• What I mean is that ID's are usually foreign keys that link to other tables. In a datawarehouse you should be using surrogate keys for all your dimensions and link them to the fact table. The combination of all the dimension surrogate keys within the fact table make up the primary key of the fact table, it doesn't really need it's own different primary key.

    A measure should be numeric but not an ID. An ID will be slow, and not amenable to fast aggregation.

    For example it should be a currency amount, or a count indicator.
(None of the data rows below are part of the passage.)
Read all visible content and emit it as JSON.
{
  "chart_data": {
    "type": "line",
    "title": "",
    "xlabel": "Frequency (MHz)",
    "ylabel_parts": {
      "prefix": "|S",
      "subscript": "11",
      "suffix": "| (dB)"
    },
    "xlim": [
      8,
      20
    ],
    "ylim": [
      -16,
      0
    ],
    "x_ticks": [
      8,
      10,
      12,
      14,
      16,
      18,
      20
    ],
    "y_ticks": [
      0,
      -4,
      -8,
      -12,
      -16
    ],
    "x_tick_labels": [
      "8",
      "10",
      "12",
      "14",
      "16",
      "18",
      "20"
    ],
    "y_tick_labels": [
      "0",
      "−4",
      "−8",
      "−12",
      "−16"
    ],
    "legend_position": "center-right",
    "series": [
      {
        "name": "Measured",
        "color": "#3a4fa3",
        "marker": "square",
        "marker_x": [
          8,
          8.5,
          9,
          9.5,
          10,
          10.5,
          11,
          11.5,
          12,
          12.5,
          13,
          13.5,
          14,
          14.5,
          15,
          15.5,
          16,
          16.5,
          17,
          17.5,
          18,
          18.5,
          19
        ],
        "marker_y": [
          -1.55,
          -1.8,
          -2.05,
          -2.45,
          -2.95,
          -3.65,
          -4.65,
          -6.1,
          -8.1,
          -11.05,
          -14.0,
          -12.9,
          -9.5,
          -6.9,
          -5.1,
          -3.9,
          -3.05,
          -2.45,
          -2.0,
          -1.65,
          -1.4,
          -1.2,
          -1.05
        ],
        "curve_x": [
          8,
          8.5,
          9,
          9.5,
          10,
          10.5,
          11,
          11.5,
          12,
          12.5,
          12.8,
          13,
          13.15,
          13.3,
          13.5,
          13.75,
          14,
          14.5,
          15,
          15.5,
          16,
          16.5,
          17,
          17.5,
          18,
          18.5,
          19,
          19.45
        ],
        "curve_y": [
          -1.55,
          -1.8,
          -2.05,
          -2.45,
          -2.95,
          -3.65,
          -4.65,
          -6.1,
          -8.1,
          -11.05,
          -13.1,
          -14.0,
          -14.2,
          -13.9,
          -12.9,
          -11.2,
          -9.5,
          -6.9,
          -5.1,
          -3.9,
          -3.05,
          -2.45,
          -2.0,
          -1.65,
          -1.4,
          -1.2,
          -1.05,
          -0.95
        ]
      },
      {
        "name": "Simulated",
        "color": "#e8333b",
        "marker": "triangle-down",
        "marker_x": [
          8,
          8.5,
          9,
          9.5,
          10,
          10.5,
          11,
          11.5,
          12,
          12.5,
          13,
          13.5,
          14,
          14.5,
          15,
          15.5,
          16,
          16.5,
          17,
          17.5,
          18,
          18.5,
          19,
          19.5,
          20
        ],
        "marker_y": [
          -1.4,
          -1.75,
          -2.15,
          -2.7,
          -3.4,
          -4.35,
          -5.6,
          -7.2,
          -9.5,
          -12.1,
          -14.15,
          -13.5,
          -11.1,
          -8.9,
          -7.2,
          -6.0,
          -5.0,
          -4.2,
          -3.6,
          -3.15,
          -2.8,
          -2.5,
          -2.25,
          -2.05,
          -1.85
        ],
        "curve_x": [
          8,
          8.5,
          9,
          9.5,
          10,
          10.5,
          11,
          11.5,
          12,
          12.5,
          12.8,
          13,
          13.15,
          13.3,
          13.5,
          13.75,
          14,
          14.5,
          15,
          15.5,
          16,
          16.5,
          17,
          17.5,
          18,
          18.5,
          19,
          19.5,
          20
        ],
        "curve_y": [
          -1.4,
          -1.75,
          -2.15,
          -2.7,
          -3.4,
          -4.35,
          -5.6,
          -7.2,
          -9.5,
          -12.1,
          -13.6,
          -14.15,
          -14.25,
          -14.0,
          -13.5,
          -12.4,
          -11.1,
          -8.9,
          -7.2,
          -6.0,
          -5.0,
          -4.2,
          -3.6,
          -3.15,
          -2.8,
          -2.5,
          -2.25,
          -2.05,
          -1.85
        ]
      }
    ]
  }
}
    So for example if you are counting, you should have a column specially for the count, and just contain a 1 in it if it exists. Don't put a 0 in this column if it doesn't exist, it's unnecessary and will make querying slower. If the source datamart/datawarehouse does not have a row for this particular dimension/measure intersection then the cube should not have a cell, i.e. it should be EMPTY (doesn't exist - like a 'hole' in the matrix).

    Cubes are supposed to be sparse, meaning they should not contain blanks or zeros, only EMPTY cells. These will either return as NULL in a query or not at all (depending on your query) If you must report zeros (for example a monthly total where you don't want to skip empty months) you can just use isempty() in an MDX query.

    I don't think you should re-purpose an auto-incrementing ID field as a measure. If you have a new column containing only 1's then the cube when processed will automatically sum these values across all the dimensions for you ( and the sum of existing 1's is exactly the same as a count), and the MDX queries will be fast.